Os Desafios Ocultos do Mercado de Arroz
Embora os holofotes estejam frequentemente voltados para a soja e outras culturas em meio à atual disputa comercial com a China, os produtores de arroz enfrentam dificuldades ainda mais profundas, muitas vezes invisíveis para o público. O arroz, assim como outras culturas, está sendo severamente impactado pelos baixos preços das commodities, altos custos de produção e uma oferta excessiva no mercado global. De acordo com dados do Departamento de Agricultura dos EUA (USDA), a produção de arroz nos Estados Unidos acarreta custos elevados em termos de sementes, fertilizantes e mão de obra, tornando a competitividade ainda mais difícil em um mercado repleto de alternativas importadas, como o arroz jasmim da Tailândia e o basmati da Índia.
A situação é agravada pela competição desleal das exportações subsidiadas de outros países, que contribuem para um excesso de oferta global. A previsão é de que a oferta mundial de arroz atinja um recorde histórico de 730,7 milhões de toneladas, o que representa um aumento pelo terceiro ano consecutivo. Este cenário resultou em uma queda de 30% nos contratos futuros de arroz no ano anterior, a maior desde 2001, levando muitos agricultores a repensar suas estratégias de cultivo.
A Luta pela Sobrevivência no Setor Arrozal
A agricultora do Arkansas, Jennifer James, ilustra bem a tensão do momento. Apesar de receber cerca de US$ 15,50 por 45 kg de arroz para a safra de 2024, ela se depara com preços de venda significativamente mais baixos para a safra de 2026. “Não há margem de lucro”, lamentou. As altas nos custos dos insumos estão desmantelando as margens de lucro, e a crescente concorrência internacional vem reduzindo a participação dos produtores americanos tanto no mercado interno quanto no externo.
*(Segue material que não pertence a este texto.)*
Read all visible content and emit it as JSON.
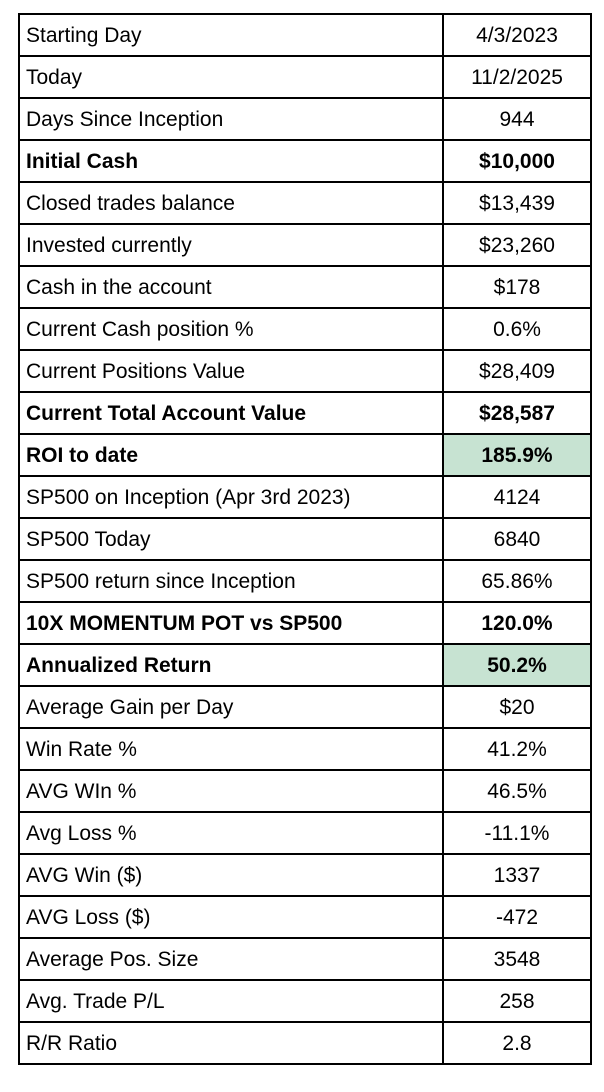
{
  "table": {
    "colors": {
      "highlight": "#c7e3d2",
      "border": "#000000",
      "background": "#ffffff"
    },
    "rows": [
      {
        "label": "Starting Day",
        "value": "4/3/2023",
        "bold": false,
        "highlight": false
      },
      {
        "label": "Today",
        "value": "11/2/2025",
        "bold": false,
        "highlight": false
      },
      {
        "label": "Days Since Inception",
        "value": "944",
        "bold": false,
        "highlight": false
      },
      {
        "label": "Initial Cash",
        "value": "$10,000",
        "bold": true,
        "highlight": false
      },
      {
        "label": "Closed trades balance",
        "value": "$13,439",
        "bold": false,
        "highlight": false
      },
      {
        "label": "Invested currently",
        "value": "$23,260",
        "bold": false,
        "highlight": false
      },
      {
        "label": "Cash in the account",
        "value": "$178",
        "bold": false,
        "highlight": false
      },
      {
        "label": "Current Cash position %",
        "value": "0.6%",
        "bold": false,
        "highlight": false
      },
      {
        "label": "Current Positions Value",
        "value": "$28,409",
        "bold": false,
        "highlight": false
      },
      {
        "label": "Current Total Account Value",
        "value": "$28,587",
        "bold": true,
        "highlight": false
      },
      {
        "label": "ROI to date",
        "value": "185.9%",
        "bold": true,
        "highlight": true
      },
      {
        "label": "SP500 on Inception (Apr 3rd 2023)",
        "value": "4124",
        "bold": false,
        "highlight": false
      },
      {
        "label": "SP500 Today",
        "value": "6840",
        "bold": false,
        "highlight": false
      },
      {
        "label": "SP500 return since Inception",
        "value": "65.86%",
        "bold": false,
        "highlight": false
      },
      {
        "label": "10X MOMENTUM POT vs SP500",
        "value": "120.0%",
        "bold": true,
        "highlight": false
      },
      {
        "label": "Annualized Return",
        "value": "50.2%",
        "bold": true,
        "highlight": true
      },
      {
        "label": "Average Gain per Day",
        "value": "$20",
        "bold": false,
        "highlight": false
      },
      {
        "label": "Win Rate %",
        "value": "41.2%",
        "bold": false,
        "highlight": false
      },
      {
        "label": "AVG WIn %",
        "value": "46.5%",
        "bold": false,
        "highlight": false
      },
      {
        "label": "Avg Loss %",
        "value": "-11.1%",
        "bold": false,
        "highlight": false
      },
      {
        "label": "AVG Win ($)",
        "value": "1337",
        "bold": false,
        "highlight": false
      },
      {
        "label": "AVG Loss ($)",
        "value": "-472",
        "bold": false,
        "highlight": false
      },
      {
        "label": "Average Pos. Size",
        "value": "3548",
        "bold": false,
        "highlight": false
      },
      {
        "label": "Avg. Trade P/L",
        "value": "258",
        "bold": false,
        "highlight": false
      },
      {
        "label": "R/R Ratio",
        "value": "2.8",
        "bold": false,
        "highlight": false
      }
    ]
  }
}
Atualmente, o arroz dos EUA representa menos de 2% da produção mundial, mas o país figura como o sexto maior exportador, enviando quase metade de sua colheita anual para o exterior. Michael Deliberto, professor associado da Universidade Estadual da Louisiana, aponta que a influxo de arroz estrangeiro está afetando os principais mercados da América Latina e do México, onde políticas governamentais favorecem preços mais baixos.
Uma Resposta Necessária ao Desafio Global
De acordo com o USDA, mais de 60% das importações de arroz nos EUA são de variedades aromáticas da Ásia, que são bastante apreciadas pelos consumidores americanos por seu sabor e características culinárias. Em meio a isso, o presidente Donald Trump indicou que poderia impor tarifas sobre o arroz da Índia, o maior exportador mundial, que deve vender cerca de 25 milhões de toneladas nesta safra.
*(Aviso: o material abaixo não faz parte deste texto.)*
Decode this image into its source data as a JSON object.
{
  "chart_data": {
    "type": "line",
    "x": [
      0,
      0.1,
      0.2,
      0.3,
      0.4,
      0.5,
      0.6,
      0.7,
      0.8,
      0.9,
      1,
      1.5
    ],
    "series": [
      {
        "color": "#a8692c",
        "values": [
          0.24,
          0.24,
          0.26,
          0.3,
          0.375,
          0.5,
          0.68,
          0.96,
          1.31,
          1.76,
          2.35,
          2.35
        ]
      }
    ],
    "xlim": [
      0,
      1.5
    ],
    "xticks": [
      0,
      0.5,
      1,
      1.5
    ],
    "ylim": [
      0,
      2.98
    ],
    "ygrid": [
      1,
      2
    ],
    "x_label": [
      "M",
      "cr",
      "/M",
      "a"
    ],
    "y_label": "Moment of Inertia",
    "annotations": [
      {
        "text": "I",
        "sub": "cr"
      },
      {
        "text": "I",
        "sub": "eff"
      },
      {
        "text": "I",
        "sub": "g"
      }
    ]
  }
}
Meryl Kennedy Farr, diretora executiva da Kennedy Rice Mill, alertou durante uma reunião com o presidente que a crise enfrentada pelos produtores não é apenas uma questão de mercado, mas uma situação anticoncorrencial que demanda atenção. “Observamos países produzindo em excesso e, quando seus estoques estão cheios, eles inundam o mercado, deprimindo os preços globalmente”, afirmou Farr.
Charles Williams, um produtor que também se reuniu com Trump, expressou preocupação com o que vê como um dumping global de arroz. Ele prevê que, em 2026, os agricultores do Arkansas poderão cultivar menos de 1 milhão de acres pela primeira vez em mais de 40 anos, levando muitos a considerar alternativas, como o cultivo de soja.
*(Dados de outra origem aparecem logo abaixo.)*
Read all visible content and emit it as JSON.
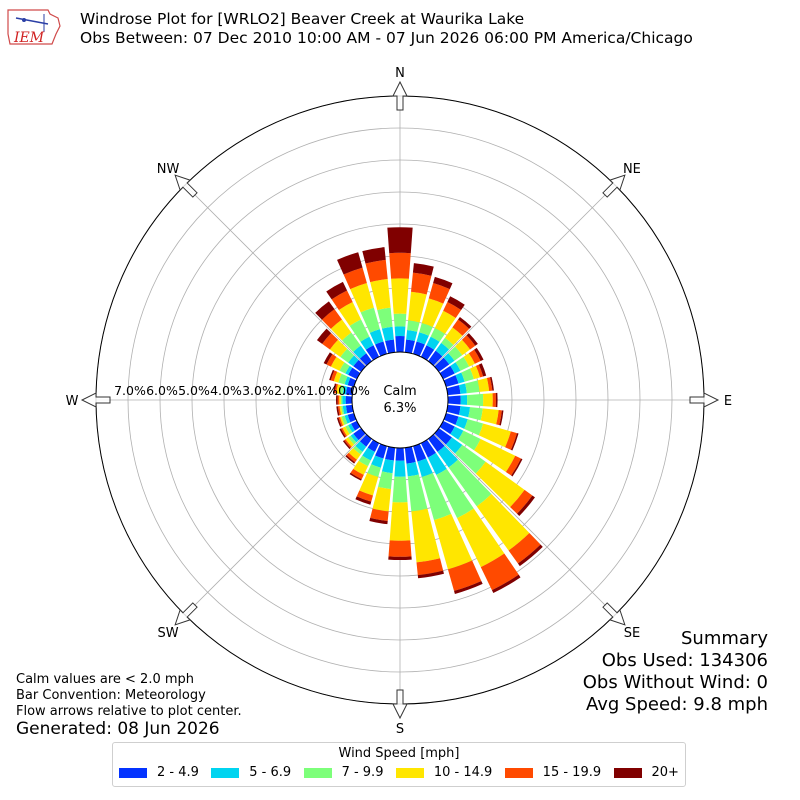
{
  "header": {
    "logo_text": "IEM",
    "title_line1": "Windrose Plot for [WRLO2] Beaver Creek at Waurika Lake",
    "title_line2": "Obs Between: 07 Dec 2010 10:00 AM - 07 Jun 2026 06:00 PM America/Chicago"
  },
  "chart_data": {
    "type": "windrose",
    "direction_labels": [
      "N",
      "NE",
      "E",
      "SE",
      "S",
      "SW",
      "W",
      "NW"
    ],
    "radial_ticks": [
      "0.0%",
      "1.0%",
      "2.0%",
      "3.0%",
      "4.0%",
      "5.0%",
      "6.0%",
      "7.0%"
    ],
    "radial_max": 8.0,
    "calm_label": "Calm",
    "calm_value": "6.3%",
    "speed_bins": [
      "2 - 4.9",
      "5 - 6.9",
      "7 - 9.9",
      "10 - 14.9",
      "15 - 19.9",
      "20+"
    ],
    "colors": [
      "#0433ff",
      "#00d4f0",
      "#7dff7a",
      "#ffe600",
      "#ff4a00",
      "#800000"
    ],
    "directions_deg": [
      0,
      10,
      20,
      30,
      40,
      50,
      60,
      70,
      80,
      90,
      100,
      110,
      120,
      130,
      140,
      150,
      160,
      170,
      180,
      190,
      200,
      210,
      220,
      230,
      240,
      250,
      260,
      270,
      280,
      290,
      300,
      310,
      320,
      330,
      340,
      350
    ],
    "cumulative_percent": [
      [
        0.5,
        0.8,
        1.2,
        2.3,
        3.1,
        3.9
      ],
      [
        0.4,
        0.7,
        1.0,
        1.9,
        2.5,
        2.8
      ],
      [
        0.4,
        0.7,
        1.0,
        1.8,
        2.3,
        2.5
      ],
      [
        0.4,
        0.7,
        1.0,
        1.6,
        1.9,
        2.1
      ],
      [
        0.4,
        0.7,
        0.9,
        1.3,
        1.6,
        1.7
      ],
      [
        0.4,
        0.6,
        0.9,
        1.2,
        1.4,
        1.5
      ],
      [
        0.4,
        0.6,
        0.9,
        1.1,
        1.3,
        1.4
      ],
      [
        0.4,
        0.6,
        0.9,
        1.1,
        1.2,
        1.3
      ],
      [
        0.4,
        0.6,
        1.0,
        1.3,
        1.4,
        1.45
      ],
      [
        0.4,
        0.6,
        1.1,
        1.4,
        1.5,
        1.55
      ],
      [
        0.4,
        0.7,
        1.1,
        1.6,
        1.7,
        1.75
      ],
      [
        0.4,
        0.7,
        1.2,
        2.1,
        2.3,
        2.35
      ],
      [
        0.4,
        0.7,
        1.3,
        2.5,
        2.7,
        2.75
      ],
      [
        0.5,
        0.9,
        1.8,
        3.3,
        3.6,
        3.7
      ],
      [
        0.5,
        1.1,
        2.6,
        4.3,
        4.8,
        4.9
      ],
      [
        0.5,
        1.1,
        2.6,
        4.3,
        5.1,
        5.2
      ],
      [
        0.5,
        1.0,
        2.4,
        4.0,
        4.7,
        4.8
      ],
      [
        0.5,
        0.9,
        2.0,
        3.6,
        4.0,
        4.1
      ],
      [
        0.4,
        0.9,
        1.7,
        2.9,
        3.4,
        3.5
      ],
      [
        0.4,
        0.8,
        1.3,
        2.0,
        2.3,
        2.4
      ],
      [
        0.4,
        0.7,
        1.0,
        1.6,
        1.8,
        1.9
      ],
      [
        0.3,
        0.6,
        0.8,
        1.1,
        1.25,
        1.3
      ],
      [
        0.3,
        0.5,
        0.6,
        0.8,
        0.9,
        0.95
      ],
      [
        0.3,
        0.4,
        0.5,
        0.6,
        0.65,
        0.7
      ],
      [
        0.2,
        0.3,
        0.4,
        0.5,
        0.55,
        0.6
      ],
      [
        0.2,
        0.3,
        0.4,
        0.45,
        0.5,
        0.55
      ],
      [
        0.2,
        0.3,
        0.35,
        0.4,
        0.45,
        0.5
      ],
      [
        0.2,
        0.3,
        0.35,
        0.4,
        0.45,
        0.5
      ],
      [
        0.2,
        0.3,
        0.4,
        0.5,
        0.55,
        0.6
      ],
      [
        0.2,
        0.3,
        0.5,
        0.65,
        0.75,
        0.8
      ],
      [
        0.3,
        0.4,
        0.6,
        0.9,
        1.05,
        1.15
      ],
      [
        0.3,
        0.5,
        0.8,
        1.2,
        1.5,
        1.7
      ],
      [
        0.3,
        0.6,
        1.1,
        1.6,
        2.0,
        2.3
      ],
      [
        0.4,
        0.7,
        1.3,
        1.9,
        2.3,
        2.6
      ],
      [
        0.4,
        0.8,
        1.5,
        2.3,
        2.8,
        3.3
      ],
      [
        0.4,
        0.8,
        1.4,
        2.3,
        2.9,
        3.3
      ]
    ]
  },
  "summary": {
    "heading": "Summary",
    "obs_used": "Obs Used: 134306",
    "obs_without_wind": "Obs Without Wind: 0",
    "avg_speed": "Avg Speed: 9.8 mph"
  },
  "notes": {
    "calm": "Calm values are < 2.0 mph",
    "convention": "Bar Convention: Meteorology",
    "arrows": "Flow arrows relative to plot center.",
    "generated": "Generated: 08 Jun 2026"
  },
  "legend": {
    "title": "Wind Speed [mph]",
    "items": [
      "2 - 4.9",
      "5 - 6.9",
      "7 - 9.9",
      "10 - 14.9",
      "15 - 19.9",
      "20+"
    ]
  }
}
Enquanto isso, Jennifer James se esforça para manter a tradição familiar, pensando na possibilidade de seu filho continuar o legado. “Sinto muita pressão para preservar as terras que meu bisavô comprou”, disse ela, refletindo sobre um futuro incerto em que a agricultura de arroz no Texas e em todo o país pode se tornar uma lembrança distante.
Raun, por sua vez, reconhece que a ajuda financeira é justa, mas não suficiente para compensar as perdas enfrentadas. A menos que haja mudanças significativas, ele crê que o cultivo de arroz nos EUA está em declínio. “Haverá muito menos cultivo de arroz no Texas”, concluiu.